Sanat; tekrarı ve monotonluğu affetmeyen bir disiplindir. Dolayısıyla yapılmayanı yapan, söylenmeyeni hatta söylenemeyeni ifade edenler iz bırakır. Sevgili Seçil Coşkun da, farklı tekniğiyle sıra dışı eserler sergileyerek Mersin gündemine yeni bir soluk getirdi. “Renkli Yünler Atlası” adından da anlaşılacağı gibi malzemesi yün olan eserlerin bir araya geldiği bir sergi.

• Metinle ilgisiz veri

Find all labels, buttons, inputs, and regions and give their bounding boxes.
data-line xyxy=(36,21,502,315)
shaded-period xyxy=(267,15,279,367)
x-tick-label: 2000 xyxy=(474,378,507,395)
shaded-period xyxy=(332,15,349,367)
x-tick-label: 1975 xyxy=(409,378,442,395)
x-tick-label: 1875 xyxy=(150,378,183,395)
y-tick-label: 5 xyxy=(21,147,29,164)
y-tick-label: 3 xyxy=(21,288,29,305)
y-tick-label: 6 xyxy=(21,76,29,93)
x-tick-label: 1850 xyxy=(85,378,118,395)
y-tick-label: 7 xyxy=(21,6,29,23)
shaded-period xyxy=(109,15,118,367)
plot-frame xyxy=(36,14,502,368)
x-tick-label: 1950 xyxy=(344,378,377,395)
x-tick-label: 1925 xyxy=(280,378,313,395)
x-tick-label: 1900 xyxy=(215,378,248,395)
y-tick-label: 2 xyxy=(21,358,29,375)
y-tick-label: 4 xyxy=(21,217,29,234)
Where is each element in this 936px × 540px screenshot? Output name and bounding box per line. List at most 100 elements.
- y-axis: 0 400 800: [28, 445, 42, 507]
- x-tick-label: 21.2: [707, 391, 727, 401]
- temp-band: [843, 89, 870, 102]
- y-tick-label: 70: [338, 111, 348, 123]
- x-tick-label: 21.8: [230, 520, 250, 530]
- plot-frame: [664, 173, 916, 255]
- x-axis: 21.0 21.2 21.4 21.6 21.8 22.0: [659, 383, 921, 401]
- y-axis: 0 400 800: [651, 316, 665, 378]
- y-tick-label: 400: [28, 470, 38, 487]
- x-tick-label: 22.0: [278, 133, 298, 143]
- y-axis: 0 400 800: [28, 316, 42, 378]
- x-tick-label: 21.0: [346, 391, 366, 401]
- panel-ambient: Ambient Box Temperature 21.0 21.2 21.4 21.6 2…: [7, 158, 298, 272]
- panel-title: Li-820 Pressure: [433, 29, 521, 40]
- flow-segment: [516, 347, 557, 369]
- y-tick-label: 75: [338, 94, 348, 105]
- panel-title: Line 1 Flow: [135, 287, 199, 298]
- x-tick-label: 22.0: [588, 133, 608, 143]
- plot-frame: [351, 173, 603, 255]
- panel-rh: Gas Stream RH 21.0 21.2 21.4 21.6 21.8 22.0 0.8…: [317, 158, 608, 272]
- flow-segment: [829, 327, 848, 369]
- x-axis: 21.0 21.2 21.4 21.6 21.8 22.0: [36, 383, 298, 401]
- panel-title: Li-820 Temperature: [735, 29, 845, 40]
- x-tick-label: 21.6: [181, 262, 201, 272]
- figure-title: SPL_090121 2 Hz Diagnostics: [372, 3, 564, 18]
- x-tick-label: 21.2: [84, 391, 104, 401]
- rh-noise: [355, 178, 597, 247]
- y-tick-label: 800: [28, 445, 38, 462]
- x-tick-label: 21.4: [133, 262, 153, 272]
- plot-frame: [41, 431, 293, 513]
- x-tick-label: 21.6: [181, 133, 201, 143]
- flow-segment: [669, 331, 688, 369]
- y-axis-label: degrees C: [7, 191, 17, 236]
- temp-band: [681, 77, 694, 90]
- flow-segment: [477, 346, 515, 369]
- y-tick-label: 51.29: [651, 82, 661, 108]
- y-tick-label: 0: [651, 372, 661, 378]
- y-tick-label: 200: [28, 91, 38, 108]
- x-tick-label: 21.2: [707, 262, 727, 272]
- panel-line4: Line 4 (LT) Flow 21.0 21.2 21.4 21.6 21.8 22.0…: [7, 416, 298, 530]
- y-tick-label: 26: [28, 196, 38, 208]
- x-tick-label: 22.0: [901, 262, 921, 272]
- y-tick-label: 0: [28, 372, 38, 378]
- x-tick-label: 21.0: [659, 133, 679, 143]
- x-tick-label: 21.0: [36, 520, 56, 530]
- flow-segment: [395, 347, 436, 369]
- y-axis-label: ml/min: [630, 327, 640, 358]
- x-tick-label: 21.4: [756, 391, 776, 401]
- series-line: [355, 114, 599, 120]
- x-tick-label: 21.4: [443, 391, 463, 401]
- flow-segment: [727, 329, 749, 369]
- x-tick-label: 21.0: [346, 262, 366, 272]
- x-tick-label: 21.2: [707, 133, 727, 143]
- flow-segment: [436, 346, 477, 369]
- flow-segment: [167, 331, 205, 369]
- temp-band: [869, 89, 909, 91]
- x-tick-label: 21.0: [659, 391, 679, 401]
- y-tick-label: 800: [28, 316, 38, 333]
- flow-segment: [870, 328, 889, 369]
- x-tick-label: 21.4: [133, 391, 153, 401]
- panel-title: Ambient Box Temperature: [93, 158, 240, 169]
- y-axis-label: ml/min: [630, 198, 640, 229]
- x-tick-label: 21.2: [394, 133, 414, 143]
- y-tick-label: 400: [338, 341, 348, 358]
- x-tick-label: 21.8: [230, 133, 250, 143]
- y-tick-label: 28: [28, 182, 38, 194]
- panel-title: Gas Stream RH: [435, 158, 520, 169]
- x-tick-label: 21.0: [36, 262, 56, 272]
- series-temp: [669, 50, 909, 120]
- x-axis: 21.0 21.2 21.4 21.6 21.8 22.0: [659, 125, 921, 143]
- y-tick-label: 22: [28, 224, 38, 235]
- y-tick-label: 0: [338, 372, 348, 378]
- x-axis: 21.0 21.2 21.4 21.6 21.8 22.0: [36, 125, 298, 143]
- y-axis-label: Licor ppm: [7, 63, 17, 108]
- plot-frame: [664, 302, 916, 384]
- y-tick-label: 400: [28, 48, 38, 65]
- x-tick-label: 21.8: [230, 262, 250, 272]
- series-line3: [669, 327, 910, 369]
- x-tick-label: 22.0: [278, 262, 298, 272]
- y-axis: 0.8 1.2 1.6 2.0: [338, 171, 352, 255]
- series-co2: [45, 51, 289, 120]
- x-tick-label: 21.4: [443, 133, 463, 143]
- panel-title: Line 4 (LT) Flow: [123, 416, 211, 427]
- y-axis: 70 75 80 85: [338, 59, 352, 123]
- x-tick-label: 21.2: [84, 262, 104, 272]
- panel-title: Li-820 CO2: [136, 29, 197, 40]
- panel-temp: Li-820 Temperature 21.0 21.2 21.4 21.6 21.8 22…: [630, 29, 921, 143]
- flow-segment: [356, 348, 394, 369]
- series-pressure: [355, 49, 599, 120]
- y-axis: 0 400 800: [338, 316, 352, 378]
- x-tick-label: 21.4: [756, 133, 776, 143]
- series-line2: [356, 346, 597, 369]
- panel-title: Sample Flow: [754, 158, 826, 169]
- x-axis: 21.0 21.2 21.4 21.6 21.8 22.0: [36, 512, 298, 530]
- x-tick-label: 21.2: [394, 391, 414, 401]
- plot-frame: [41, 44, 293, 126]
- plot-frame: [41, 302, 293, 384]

Sanatçının yaşamına baktığımızda, bu teknikle çalışmasına şaşırmamak gerekir. Kendisi tekstil mühendisi olduğu için kendi alanından bir malzemeyle çalışmış fakat bir yünle endüstriyel anlamda çeşitli üretimler yapılması son derece sıradanken bunu sanata dönüştürmek oldukça farklı bir yaratıcılığın göstergesi. Özellikle de yaşamın içinden bir malzemeyi, hiç düşünmeyeceğiniz formlarda görmek bakış açınızı değiştirecek. Bu nedenle Mersin Ticaret ve Sanayi Odası Sanat Galerisi’nde bulunan bu sergiyi mutlaka görmenizi tavsiye ederim. Küratörlüğünü, MTSO Sanat Galerisi Yöneticisi ve Heykeltıraş Seda Şahbaz’ın üstlendiği bu serginin kavramsal bir şekilde sunumu da izleyiciyi büyülemek adına başarılı sonuç doğurmuş.
Yünlü hikâyeler; içerik bakımından primitif kaygılarımızı da yansıtmakta… Özellikle suyun, toprağın, ateşin simyası, insanlık tarihinde her kültürde farklı konu başlıkları altında incelenen hatta ister istemez kafa yorulan konular olmuştur. Bu nedenle eserlerin evrensel yönü de görülmüş oluyor. Sanatçı, metafizik konuları da ele aldığı için farklı bir boyut kazanan sergide daha çok doğanın gücünün insan üzerindeki etkisi hissediliyor. Soyut çalışmaların ön planda olduğu bu sergi, aslında hayal gücümüzün sınırlarını zorluyor. Ayrıca kullandığı renklerin de göz alıcı oluşu, estetik anlamda çekicilik katıyor.